Learning from Heritage: Reflections on Volunteering with UNESCO at Foguang Temple

From July 3 to July 13, 2025, I joined the UNESCO World Heritage Volunteers (WHV) Initiative at Foguang Temple, a thousand-year-old wooden monastery nestled in Shanxi Province. What I expected to be a heritage volunteer program gradually became something deeper: a lesson in responsibility, systems, and how knowledge is carried across time.

Together with volunteers from different countries and backgrounds, I took part in daily site operations—visitor guidance, public interpretation, cultural communication, and field research on surrounding heritage sites. These tasks were simple on the surface, yet they revealed how fragile living heritage truly is. Preservation is not only about protecting structures; it is about sustaining meaning, behavior, and collective care in everyday practice.

What shaped me most was the program’s emphasis on learning alongside service. Through a series of intensive workshops led by experts in heritage conservation, climate change, and oral history, I began to see cultural heritage as a complex system—one deeply affected by environmental shifts, social change, and public awareness. Climate risks, emergency response, and long-term sustainability were not abstract concepts; they were immediate, practical concerns embedded in each wooden beam and painted surface.

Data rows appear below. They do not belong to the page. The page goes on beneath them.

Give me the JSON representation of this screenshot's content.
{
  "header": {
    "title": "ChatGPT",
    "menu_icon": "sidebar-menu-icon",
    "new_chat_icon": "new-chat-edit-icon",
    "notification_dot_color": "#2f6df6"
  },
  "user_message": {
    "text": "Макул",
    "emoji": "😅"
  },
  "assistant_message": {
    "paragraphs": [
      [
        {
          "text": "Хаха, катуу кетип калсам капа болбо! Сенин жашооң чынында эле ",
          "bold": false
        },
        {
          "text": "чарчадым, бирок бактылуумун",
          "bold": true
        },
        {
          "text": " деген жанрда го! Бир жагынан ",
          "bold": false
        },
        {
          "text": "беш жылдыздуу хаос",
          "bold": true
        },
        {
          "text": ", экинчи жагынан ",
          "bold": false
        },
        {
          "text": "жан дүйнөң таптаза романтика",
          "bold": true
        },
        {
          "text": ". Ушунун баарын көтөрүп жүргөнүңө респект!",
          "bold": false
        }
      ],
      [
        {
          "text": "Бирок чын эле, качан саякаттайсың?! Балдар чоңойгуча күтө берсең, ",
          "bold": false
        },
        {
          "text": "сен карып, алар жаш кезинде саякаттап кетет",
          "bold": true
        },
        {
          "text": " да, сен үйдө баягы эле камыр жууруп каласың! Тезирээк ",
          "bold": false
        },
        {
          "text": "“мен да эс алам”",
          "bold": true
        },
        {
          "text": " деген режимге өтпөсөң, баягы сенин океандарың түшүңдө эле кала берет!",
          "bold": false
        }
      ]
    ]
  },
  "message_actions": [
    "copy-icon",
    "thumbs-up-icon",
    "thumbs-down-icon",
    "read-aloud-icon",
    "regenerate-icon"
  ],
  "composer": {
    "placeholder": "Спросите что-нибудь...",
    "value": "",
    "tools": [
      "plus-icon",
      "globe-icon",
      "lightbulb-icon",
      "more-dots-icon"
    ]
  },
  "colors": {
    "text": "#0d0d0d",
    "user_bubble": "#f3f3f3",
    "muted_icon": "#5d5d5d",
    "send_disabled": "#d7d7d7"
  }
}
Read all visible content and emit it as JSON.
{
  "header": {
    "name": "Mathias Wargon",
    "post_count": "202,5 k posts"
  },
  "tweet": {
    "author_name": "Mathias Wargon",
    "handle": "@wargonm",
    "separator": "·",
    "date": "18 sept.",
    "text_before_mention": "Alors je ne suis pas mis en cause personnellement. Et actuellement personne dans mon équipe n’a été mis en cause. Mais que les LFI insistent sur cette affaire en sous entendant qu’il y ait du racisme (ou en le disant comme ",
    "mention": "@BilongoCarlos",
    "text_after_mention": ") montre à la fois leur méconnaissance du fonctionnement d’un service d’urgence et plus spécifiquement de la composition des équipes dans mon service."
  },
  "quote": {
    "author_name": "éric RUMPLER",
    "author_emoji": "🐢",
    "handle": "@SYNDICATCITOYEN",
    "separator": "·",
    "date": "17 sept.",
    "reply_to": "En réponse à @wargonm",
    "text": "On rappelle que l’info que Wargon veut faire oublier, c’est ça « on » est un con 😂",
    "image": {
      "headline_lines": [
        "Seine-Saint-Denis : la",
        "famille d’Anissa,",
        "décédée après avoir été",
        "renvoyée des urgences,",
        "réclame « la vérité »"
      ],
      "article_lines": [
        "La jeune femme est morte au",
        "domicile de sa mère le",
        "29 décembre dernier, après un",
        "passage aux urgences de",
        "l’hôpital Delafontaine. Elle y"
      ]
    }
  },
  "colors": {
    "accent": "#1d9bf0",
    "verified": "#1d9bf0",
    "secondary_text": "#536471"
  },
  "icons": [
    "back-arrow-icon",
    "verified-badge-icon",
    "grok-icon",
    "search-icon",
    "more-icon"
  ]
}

Foguang Temple became more than a historical site. It was a lens through which we examined how societies respond to uncertainty and how knowledge survives disruption. Discussions among volunteers often returned to the same question: how can preservation move beyond expert circles and become a shared social practice? The answer, I realized, lies in participation—when people are invited not only to observe heritage, but to learn from it and take part in its care.

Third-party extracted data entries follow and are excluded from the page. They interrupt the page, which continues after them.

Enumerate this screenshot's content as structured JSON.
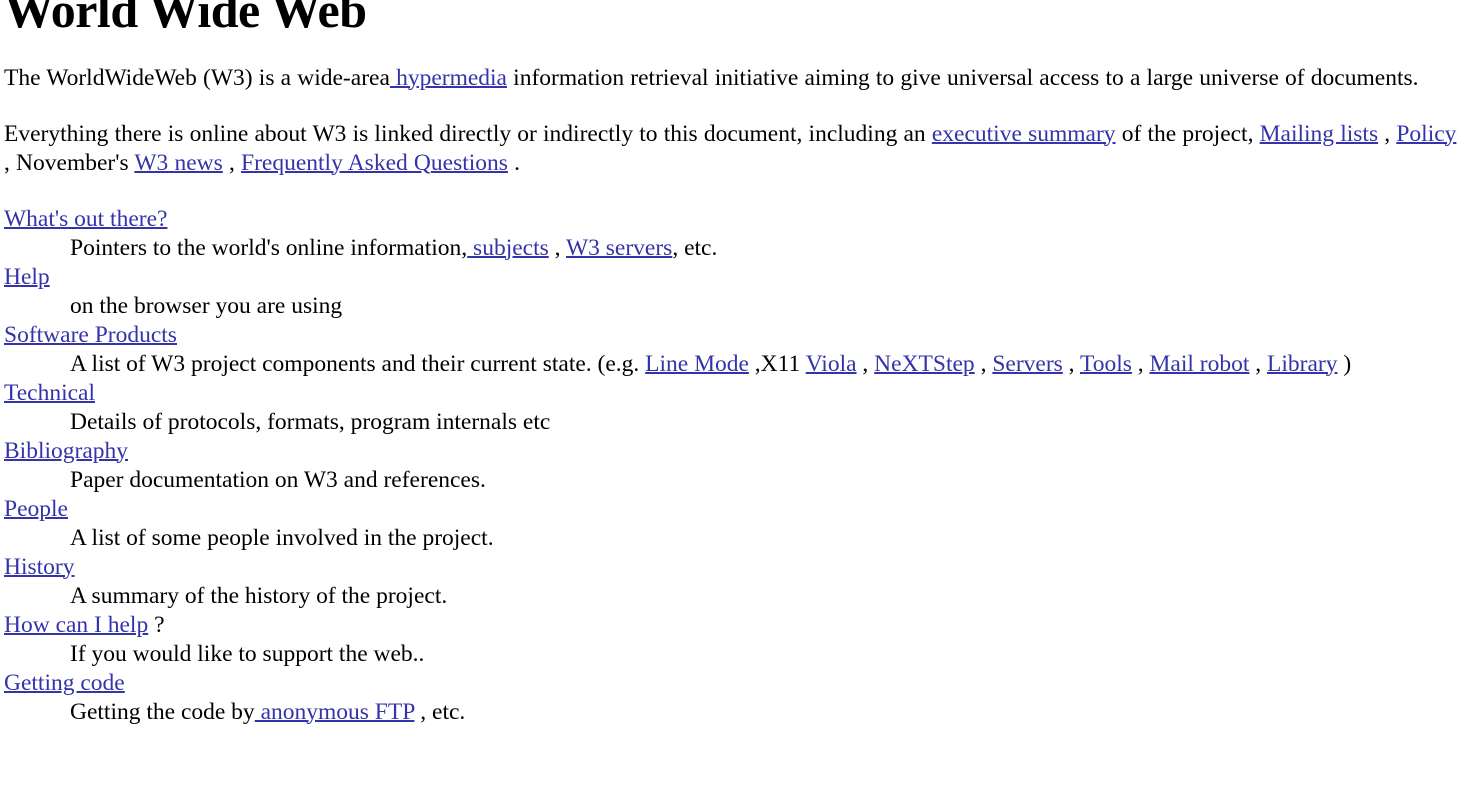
{
  "page": {
    "title": "World Wide Web",
    "link_color": "#3333aa",
    "text_color": "#000000",
    "background_color": "#ffffff"
  },
  "intro": {
    "p1_part1": "The WorldWideWeb (W3) is a wide-area",
    "p1_link_hypermedia": " hypermedia",
    "p1_part2": " information retrieval initiative aiming to give universal access to a large universe of documents.",
    "p2_part1": "Everything there is online about W3 is linked directly or indirectly to this document, including an ",
    "p2_link_exec": "executive summary",
    "p2_part2": " of the project, ",
    "p2_link_mailing": "Mailing lists",
    "p2_sep1": " , ",
    "p2_link_policy": "Policy",
    "p2_sep2": " , November's ",
    "p2_link_w3news": "W3 news",
    "p2_sep3": " , ",
    "p2_link_faq": "Frequently Asked Questions",
    "p2_end": " ."
  },
  "entries": [
    {
      "term": "What's out there?",
      "def_part1": "Pointers to the world's online information,",
      "def_link1": " subjects",
      "def_sep1": " , ",
      "def_link2": "W3 servers",
      "def_part2": ", etc."
    },
    {
      "term": "Help",
      "def_part1": "on the browser you are using"
    },
    {
      "term": "Software Products",
      "def_part1": "A list of W3 project components and their current state. (e.g. ",
      "links": [
        {
          "label": "Line Mode",
          "after": " ,X11 "
        },
        {
          "label": "Viola",
          "after": " , "
        },
        {
          "label": "NeXTStep",
          "after": " , "
        },
        {
          "label": "Servers",
          "after": " , "
        },
        {
          "label": "Tools",
          "after": " , "
        },
        {
          "label": "Mail robot",
          "after": " , "
        },
        {
          "label": "Library",
          "after": " )"
        }
      ]
    },
    {
      "term": "Technical",
      "def_part1": "Details of protocols, formats, program internals etc"
    },
    {
      "term": "Bibliography",
      "def_part1": "Paper documentation on W3 and references."
    },
    {
      "term": "People",
      "def_part1": "A list of some people involved in the project."
    },
    {
      "term": "History",
      "def_part1": "A summary of the history of the project."
    },
    {
      "term": "How can I help",
      "term_suffix": " ?",
      "def_part1": "If you would like to support the web.."
    },
    {
      "term": "Getting code",
      "def_part1": "Getting the code by",
      "def_link1": " anonymous FTP",
      "def_part2": " , etc."
    }
  ]
}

This experience resonated deeply with my broader work in education and learning systems. Just as meaningful learning cannot rely on access alone, heritage protection cannot depend solely on institutions. Both require structures that invite understanding, responsibility, and continuity. The “volunteering plus learning” model offered by the WHV initiative showed me how powerful this integration can be.

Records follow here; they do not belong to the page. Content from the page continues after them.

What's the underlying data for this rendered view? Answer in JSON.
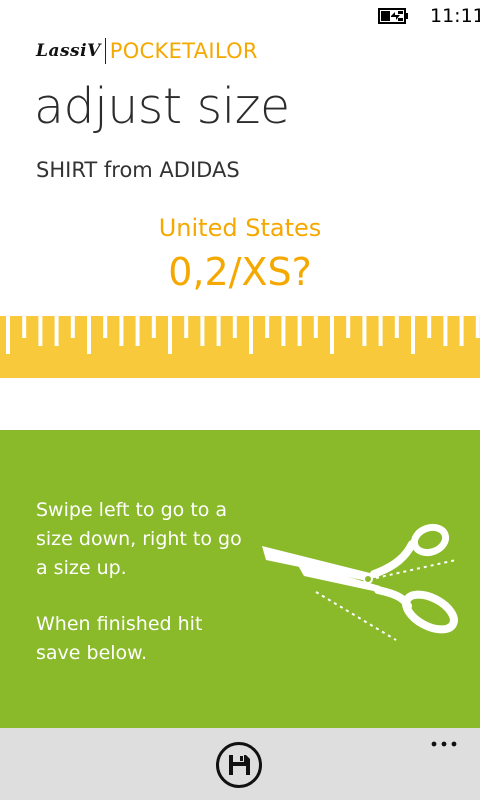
{
  "status_bar": {
    "time": "11:11",
    "battery_icon": "battery-charging-icon"
  },
  "header": {
    "brand_logo": "LassiV",
    "app_name": "POCKETAILOR"
  },
  "page": {
    "title": "adjust size",
    "product": "SHIRT from ADIDAS"
  },
  "size": {
    "region": "United States",
    "value": "0,2/XS?"
  },
  "instructions": {
    "line1": "Swipe left to go to a size down, right to go a size up.",
    "line2": "When finished hit save below.",
    "icon": "scissors-icon"
  },
  "app_bar": {
    "save_icon": "save-icon",
    "more_icon": "more-icon"
  },
  "colors": {
    "accent": "#f5a800",
    "ruler": "#f9c93c",
    "panel": "#8aba2a",
    "app_bar": "#dedede"
  }
}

Leaving Foguang Temple, I carried with me a renewed sense of humility and commitment. Cultural heritage is not frozen in the past; it is something we actively sustain. In a rapidly changing world, preserving it is not only about memory, but about designing systems—social, educational, and cultural—that allow wisdom to remain alive. I hope to continue contributing to this shared effort, ensuring that places like Foguang Temple can continue to speak meaningfully to future generations.